A Ceitec, muitas vezes vista como ‘aquela empresa lá no Rio Grande do Sul que não tem competência’, na verdade possui sim essa competência. Conseguimos atrair duas empresas estrangeiras que estão realizando um excelente trabalho no Brasil. Uma delas é a HT Micron, proveniente da Coreia do Sul, que se tornou uma das grandes empresas do setor no país, com faturamento superior a 1 bilhão de reais. Essa empresa se instalou no Rio Grande do Sul no mesmo momento em que criamos a Ceitec.
Portanto, temos a capacidade de não apenas tornar o Brasil mais atrativo para investimentos, mas também de formar recursos humanos e desenvolver nossa capacidade de produção. Essa é a nossa proposta. Diferentemente de uma empresa privada, a Ceitec tem a responsabilidade de implementar políticas públicas e investir em formação de recursos humanos no mercado.”
DPL News: Perfeito. E quais são as expectativas ou mesmo estimativas a longo prazo para a produção brasileira diante do programa Brasil Semicon?
Augusto Gadelha: Temos a capacidade de contribuir significativamente para o encapsulamento avançado dos semicondutores. No entanto, atualmente é pouco provável que tenhamos uma participação efetiva na produção global de chips. É importante entender que a produção de um chip começa com seu projeto, seguido pela fabricação do chip em dimensões cada vez menores, um processo que, hoje em dia, é dominado principalmente por Taiwan, responsável pela maioria dos chips do mundo.
Após a produção, esses chips são colocados em wafers, que retornam para nós. Aqui, realizamos o corte e o encapsulamento, vendendo o produto final para outras empresas.

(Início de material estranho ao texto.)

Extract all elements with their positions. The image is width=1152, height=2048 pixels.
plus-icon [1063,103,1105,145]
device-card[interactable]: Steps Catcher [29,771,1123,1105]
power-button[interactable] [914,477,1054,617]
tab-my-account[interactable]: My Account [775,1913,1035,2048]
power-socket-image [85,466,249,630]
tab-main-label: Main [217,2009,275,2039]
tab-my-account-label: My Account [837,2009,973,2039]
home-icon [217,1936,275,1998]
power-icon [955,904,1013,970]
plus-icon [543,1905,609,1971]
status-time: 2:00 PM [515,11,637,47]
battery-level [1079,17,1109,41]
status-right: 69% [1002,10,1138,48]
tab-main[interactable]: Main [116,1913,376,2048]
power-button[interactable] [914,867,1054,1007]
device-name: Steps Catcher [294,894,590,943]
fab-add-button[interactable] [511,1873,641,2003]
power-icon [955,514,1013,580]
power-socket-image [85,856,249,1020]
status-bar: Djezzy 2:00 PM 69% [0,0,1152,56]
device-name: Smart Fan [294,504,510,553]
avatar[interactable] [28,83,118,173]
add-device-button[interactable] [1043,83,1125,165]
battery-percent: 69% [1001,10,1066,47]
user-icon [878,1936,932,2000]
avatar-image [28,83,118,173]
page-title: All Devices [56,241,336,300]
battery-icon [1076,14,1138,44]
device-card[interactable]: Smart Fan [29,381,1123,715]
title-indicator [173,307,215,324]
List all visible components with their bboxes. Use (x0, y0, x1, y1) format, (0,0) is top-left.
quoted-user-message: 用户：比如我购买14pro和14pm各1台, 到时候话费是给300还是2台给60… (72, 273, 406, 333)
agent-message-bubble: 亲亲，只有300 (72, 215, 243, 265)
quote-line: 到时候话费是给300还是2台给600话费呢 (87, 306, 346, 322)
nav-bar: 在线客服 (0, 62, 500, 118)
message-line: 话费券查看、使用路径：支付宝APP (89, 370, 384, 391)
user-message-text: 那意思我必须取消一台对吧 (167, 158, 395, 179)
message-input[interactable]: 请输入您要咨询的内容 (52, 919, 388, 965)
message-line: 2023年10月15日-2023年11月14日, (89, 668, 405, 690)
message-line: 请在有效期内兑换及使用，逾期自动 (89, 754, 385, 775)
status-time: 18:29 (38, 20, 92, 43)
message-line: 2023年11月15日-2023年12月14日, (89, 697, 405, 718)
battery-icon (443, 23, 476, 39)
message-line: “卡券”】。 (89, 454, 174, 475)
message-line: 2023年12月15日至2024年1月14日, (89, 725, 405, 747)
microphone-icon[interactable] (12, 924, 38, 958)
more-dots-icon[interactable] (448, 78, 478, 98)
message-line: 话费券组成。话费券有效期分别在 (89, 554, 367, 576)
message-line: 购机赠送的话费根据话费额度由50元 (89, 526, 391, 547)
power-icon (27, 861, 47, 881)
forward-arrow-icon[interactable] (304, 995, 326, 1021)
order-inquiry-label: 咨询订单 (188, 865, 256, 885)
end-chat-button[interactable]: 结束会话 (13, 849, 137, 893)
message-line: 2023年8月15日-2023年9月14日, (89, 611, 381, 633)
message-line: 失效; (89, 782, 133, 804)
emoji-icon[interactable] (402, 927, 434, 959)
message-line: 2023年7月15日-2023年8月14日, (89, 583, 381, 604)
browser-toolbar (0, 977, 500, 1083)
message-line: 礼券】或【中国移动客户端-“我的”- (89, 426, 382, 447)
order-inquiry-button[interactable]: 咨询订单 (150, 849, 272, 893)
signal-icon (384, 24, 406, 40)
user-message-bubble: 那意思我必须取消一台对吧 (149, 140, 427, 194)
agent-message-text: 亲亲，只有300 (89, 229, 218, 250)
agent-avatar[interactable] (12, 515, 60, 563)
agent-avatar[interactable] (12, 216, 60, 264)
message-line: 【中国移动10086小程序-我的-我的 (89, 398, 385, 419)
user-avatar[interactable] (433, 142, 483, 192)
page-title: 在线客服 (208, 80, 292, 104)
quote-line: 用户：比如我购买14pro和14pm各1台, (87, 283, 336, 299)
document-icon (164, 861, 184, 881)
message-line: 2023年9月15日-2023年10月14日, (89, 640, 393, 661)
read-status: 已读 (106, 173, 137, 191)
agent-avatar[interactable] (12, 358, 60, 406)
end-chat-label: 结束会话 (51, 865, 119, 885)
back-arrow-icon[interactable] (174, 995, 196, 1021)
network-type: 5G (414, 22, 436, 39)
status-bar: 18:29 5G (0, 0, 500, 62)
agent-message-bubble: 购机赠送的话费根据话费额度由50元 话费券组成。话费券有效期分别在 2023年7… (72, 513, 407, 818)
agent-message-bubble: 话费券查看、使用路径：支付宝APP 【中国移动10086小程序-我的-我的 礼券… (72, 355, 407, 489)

Quanto a parcerias, estamos colaborando com universidades locais e americanas para definir tecnologias que podemos utilizar na fabricação. Além disso, já conversamos com mais quatro empresas que demonstraram interesse em possíveis novas parcerias. Contudo, esse é um processo demorado e que requer a aprovação do governo brasileiro, além de um compromisso claro de que a política brasileira de semicondutores será efetiva. Sem essa certeza, ninguém se sentirá incentivado a investir novamente na Ceitec ou no Brasil, especialmente após as interrupções que ocorreram anteriormente.
Sobre as empresas com as quais estamos em conversação, ainda não posso revelar seus nomes devido a um acordo de confidencialidade (Non-Disclosure Agreement).